Even if we are not close to conquering the free energy fort, at least we seem to be getting concrete footholds on it.

Guimaraes, C.R., Cardozo, M. (2008). MM-GB/SA Rescoring of Docking Poses in Structure-Based Lead Optimization. Journal of Chemical Information and Modeling, 48(5), 958-970. DOI: 10.1021/ci800004w

Schrodinger's equation

A friend of mine just returned from a conference in New York organised by Schrodinger, and I have to say that Schrodinger really seems to be poised to be the one-stop shop for all things computational.

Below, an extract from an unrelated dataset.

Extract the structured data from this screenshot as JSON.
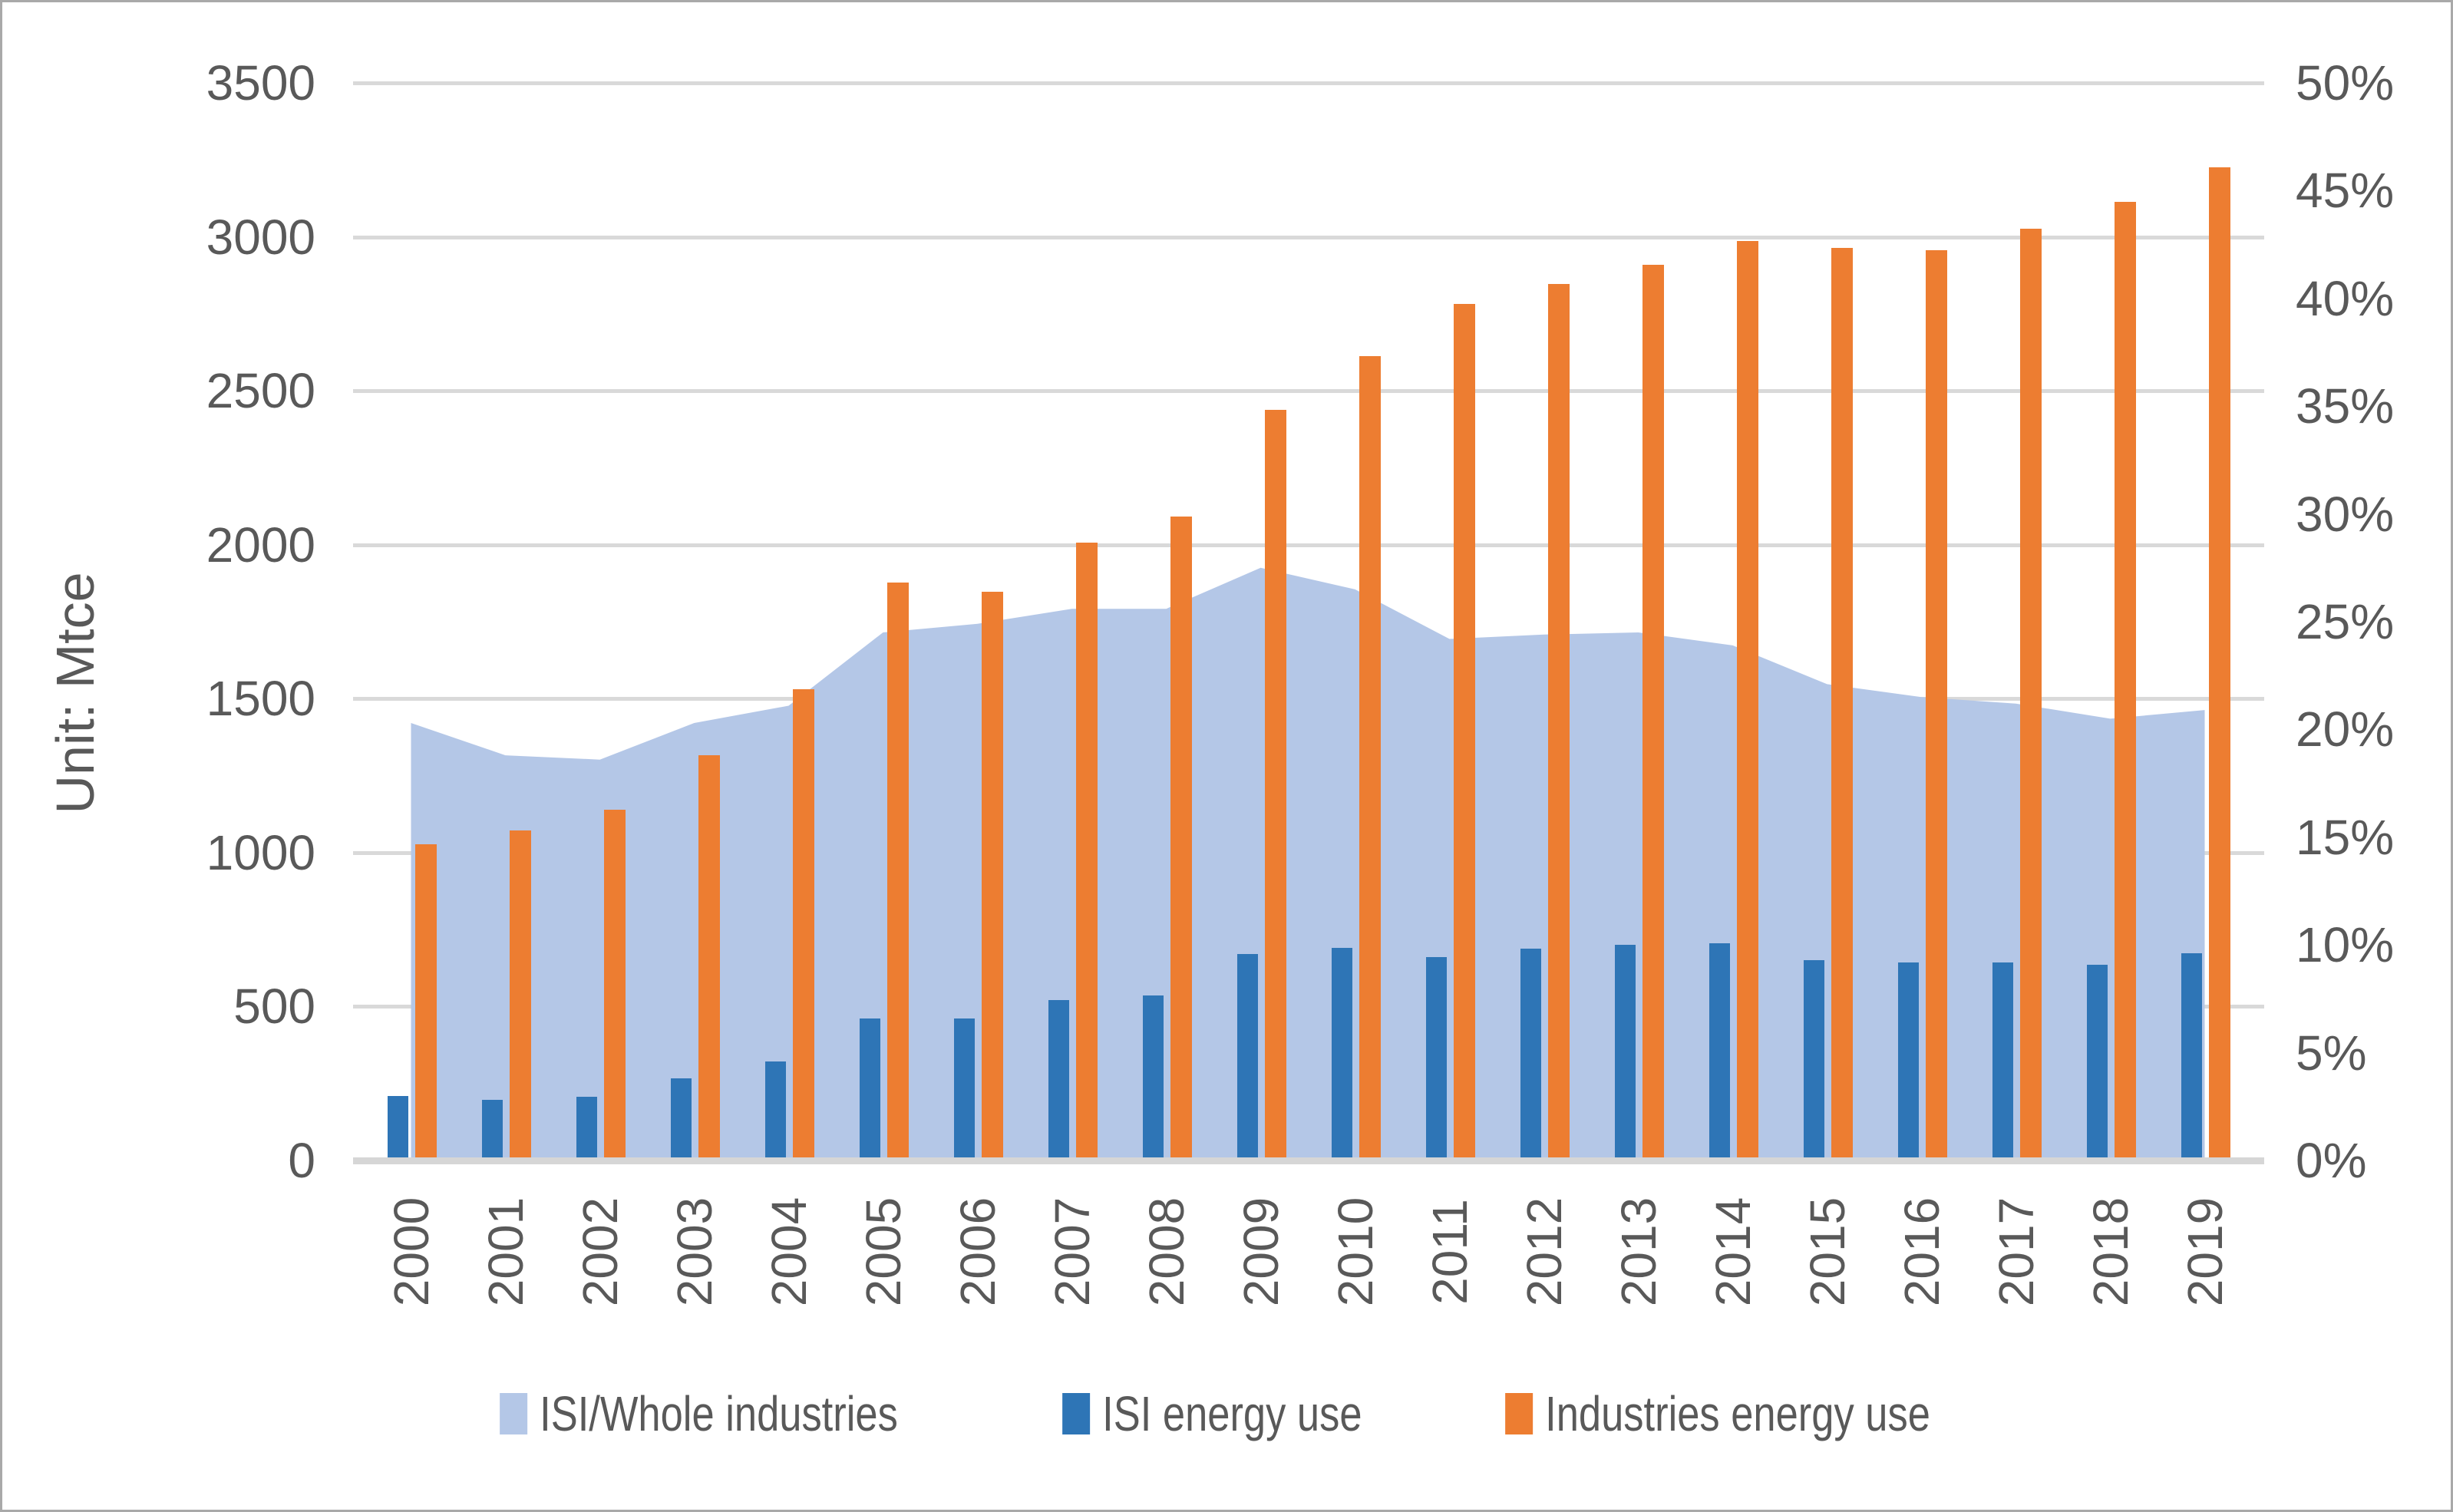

They already have some great programs in their Maestro suite, including Glide for docking, which you find folks in industry using more and more these days. In their next revisions, they are going to introduce a program named PrimeX for doing crystallography, which will perform analysis similar to CNS, which will be groovy if it brings such analysis to the desktop. They are also going to introduce electron-density fitting for loop refinement in proteins. Right now, loop refinement of, say a 10 residue loop takes forever. But with PrimeX and friends, one can have constraints effected by electron density to restrict conformational searching, thus greatly speeding up the process.

Other products include the very impressive new Glide XP docking protocol. I have been glued to their site ever since they published their admirable paper in 2006. I have already written about the capabilities of GlideXP. This is really the best of computational chemistry applied to docking, where you find chemists trying to include as many experimental parameters as they can in a program. Schrodinger is definitely one company whose chemists have a firm and steady hand on experimental variables.

A very important development is going to be the interfacing of William Jorgensen's MCPRO, a program for doing free energy perturbation (FEP) calculations. FEP calculations are as close as you can come to accurately reproducing experimental binding free energies, one of the holy grails of computational methodology. While GlideXP astoundingly claims to also be able to do that, it would be super to have a GUI and easy operability for a good FEP program at your fingertips. Admittedly, FEP works only for ligand which differ little in their structure (eg. Me vs H). But that's also the phenomenon which we understand the least, how "similar" ligands can have great differences in binding affinity, something which FEP should help us understand.

Other improvements will include better parameters in standard docking, and a new force field, OPLS 2008, which will be "better than MMFF". Considering that the force behind this field is Tom Halgren, the same guy who meticulously crafted MMFF, I would be looking forward to it. There is also talk of a new MD program comparable to Gromacs, AMBER etc. which can do millisecond MD efficiently. That would probably complete the list of capabilities in one program that almost any computational chemist could want.

What I like best about Schrodinger is that it has people at its helm who are among the best that computational chemistry has to offer, most importantly Richard Friesner and Tom Halgren. Looking at their papers, it's clear that like ideal computational chemists, they thoroughly understand experimental data, and clearly know what the limitations of their programs are.